Ma il Natale, quest’anno, a Cargiore ha cambiato del tutto la sua fisionomia. È bastata soltanto la sostituzione del curato. “Appena giunto a Cargiore, sei mesi or sono, don Venanzio Grotti, savojardo, cominciò a spogliare la cura (la casa parrocchiale e la chiesa) di tutte le delicatezze che le fedeli parrocchiane avevano offerto in dono al vecchio curato defunto – sant’anima. Via tende, via cortine trapunte, via dal letto parato a padiglione, via tappetini di lana, via candelabri, via tutto!”. Perfino gli ori regalati alle statue dati in elemosina! Per la zia Velia don Venanzio è stato capace di ridurre la chiesa in una stalla, priva di ogni ornamento, di ogni orpello, di quel minimo di dignità e di accoglienza dovuta al fatto di essere la dimora di Dio. La zia Velia non può contenere la sua rabbia per quello che è successo durante la Messa della notte di Natale: “E in una stalla davvero l’ha fatto nascere, jersera! S’è messa la pianeta più brutta; pareva uno straccione innanzi a quel povero altare senza luminaria, con quella tonaca inverdita che gli lascia scoperti, con licenza parlando, i fusoli delle gambe e con quelle scarpacce da contadini su la predella nuda, senza uno straccio di tappeto. E se sentissi, che prediche! Dice che Lui, Gesù vuole così; che volle nascere Lui, apposta in una stalla”. Di fronte al radicalismo della nascita in una stalla, tutta la ritualità della festa non si può più reggere in piedi: “E ci ha proibito di fare il cenone, ‘di far carnevale’, come lui dice; ci ha ingiunto di far penitenza anche oggi, perché siamo tutti ridiventati pagani”.

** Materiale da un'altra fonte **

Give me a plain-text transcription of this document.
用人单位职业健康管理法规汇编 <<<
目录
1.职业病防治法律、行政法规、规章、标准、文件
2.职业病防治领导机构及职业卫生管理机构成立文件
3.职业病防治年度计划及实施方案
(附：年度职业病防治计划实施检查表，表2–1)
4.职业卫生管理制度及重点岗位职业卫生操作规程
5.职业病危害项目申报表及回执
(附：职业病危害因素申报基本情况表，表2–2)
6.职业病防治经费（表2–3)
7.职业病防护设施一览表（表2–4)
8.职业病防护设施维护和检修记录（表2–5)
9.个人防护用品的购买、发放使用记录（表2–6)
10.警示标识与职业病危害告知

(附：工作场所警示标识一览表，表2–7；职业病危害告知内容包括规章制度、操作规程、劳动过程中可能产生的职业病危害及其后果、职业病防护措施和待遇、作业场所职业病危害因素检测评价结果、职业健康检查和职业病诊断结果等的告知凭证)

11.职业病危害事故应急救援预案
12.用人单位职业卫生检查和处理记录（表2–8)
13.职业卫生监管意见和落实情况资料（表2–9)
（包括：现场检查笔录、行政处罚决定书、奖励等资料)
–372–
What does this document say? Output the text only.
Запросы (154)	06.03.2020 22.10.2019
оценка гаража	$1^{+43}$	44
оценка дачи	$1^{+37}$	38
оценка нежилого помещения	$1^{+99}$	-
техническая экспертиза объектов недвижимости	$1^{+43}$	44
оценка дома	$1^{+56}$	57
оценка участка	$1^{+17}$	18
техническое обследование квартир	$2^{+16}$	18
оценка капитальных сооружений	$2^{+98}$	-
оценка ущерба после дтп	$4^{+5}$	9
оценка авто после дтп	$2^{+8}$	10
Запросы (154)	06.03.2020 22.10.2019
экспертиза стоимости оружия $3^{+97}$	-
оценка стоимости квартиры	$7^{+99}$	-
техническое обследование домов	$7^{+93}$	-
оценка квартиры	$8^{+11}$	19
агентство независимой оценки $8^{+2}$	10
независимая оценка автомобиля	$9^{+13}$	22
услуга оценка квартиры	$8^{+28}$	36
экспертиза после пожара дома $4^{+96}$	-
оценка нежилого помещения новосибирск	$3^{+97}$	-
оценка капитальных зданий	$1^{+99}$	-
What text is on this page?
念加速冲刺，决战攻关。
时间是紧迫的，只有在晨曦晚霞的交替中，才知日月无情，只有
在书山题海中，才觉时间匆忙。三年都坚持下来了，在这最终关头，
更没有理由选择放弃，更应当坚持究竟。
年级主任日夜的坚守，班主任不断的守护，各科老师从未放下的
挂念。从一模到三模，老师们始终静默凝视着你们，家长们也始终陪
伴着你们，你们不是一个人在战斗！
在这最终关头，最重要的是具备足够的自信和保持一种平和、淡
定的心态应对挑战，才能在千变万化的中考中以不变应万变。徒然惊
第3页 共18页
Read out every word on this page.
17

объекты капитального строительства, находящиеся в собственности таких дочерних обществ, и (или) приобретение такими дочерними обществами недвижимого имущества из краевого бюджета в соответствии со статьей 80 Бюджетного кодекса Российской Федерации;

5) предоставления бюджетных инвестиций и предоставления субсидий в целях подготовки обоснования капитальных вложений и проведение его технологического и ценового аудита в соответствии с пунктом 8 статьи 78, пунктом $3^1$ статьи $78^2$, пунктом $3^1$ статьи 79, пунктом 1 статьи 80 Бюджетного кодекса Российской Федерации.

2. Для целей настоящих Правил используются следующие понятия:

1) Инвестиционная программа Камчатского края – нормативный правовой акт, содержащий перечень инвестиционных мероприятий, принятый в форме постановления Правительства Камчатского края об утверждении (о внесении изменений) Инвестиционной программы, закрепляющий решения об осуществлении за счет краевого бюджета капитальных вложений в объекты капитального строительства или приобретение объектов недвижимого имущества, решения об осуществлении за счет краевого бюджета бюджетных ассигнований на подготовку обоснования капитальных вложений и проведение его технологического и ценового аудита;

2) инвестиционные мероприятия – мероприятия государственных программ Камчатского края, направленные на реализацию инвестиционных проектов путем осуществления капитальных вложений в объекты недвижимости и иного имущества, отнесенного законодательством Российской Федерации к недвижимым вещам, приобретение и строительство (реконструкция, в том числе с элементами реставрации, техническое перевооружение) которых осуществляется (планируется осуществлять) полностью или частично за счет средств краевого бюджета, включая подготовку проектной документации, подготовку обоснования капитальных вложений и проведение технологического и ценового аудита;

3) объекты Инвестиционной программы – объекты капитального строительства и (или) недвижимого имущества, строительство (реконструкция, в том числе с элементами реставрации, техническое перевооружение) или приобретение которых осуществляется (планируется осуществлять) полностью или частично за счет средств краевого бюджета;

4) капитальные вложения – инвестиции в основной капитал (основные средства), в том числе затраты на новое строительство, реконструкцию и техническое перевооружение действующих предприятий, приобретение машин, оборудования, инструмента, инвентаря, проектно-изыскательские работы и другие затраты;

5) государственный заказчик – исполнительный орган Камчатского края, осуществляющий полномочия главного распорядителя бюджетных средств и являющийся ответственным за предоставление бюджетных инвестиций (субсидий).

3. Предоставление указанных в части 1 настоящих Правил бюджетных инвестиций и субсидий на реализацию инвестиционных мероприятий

Fin qui il “malo Natale” della zia Velia: un prete è riuscito a schiodare dalle abitudini e dalle superficialità gli abitanti di un povero paesino.
Alla fine, però, il narratore sa come vanno le cose del mondo, quale peso e quale durata possono avere queste rivoluzioni fatte a scapito dell’ordine costituito, anche nella gerarchia cattolica: “Ma io son sicuro che il vescovo ci porterà rimedio e presto. Coraggio, zia Velia! Coraggio, mio villaggetto natale! Questo prete don Grotti è troppo logico e non può avere fortuna, segue troppo alla lettera l’insegnamento di Cristo. Via, non vorrà essere Monsignore buon cattolico?”.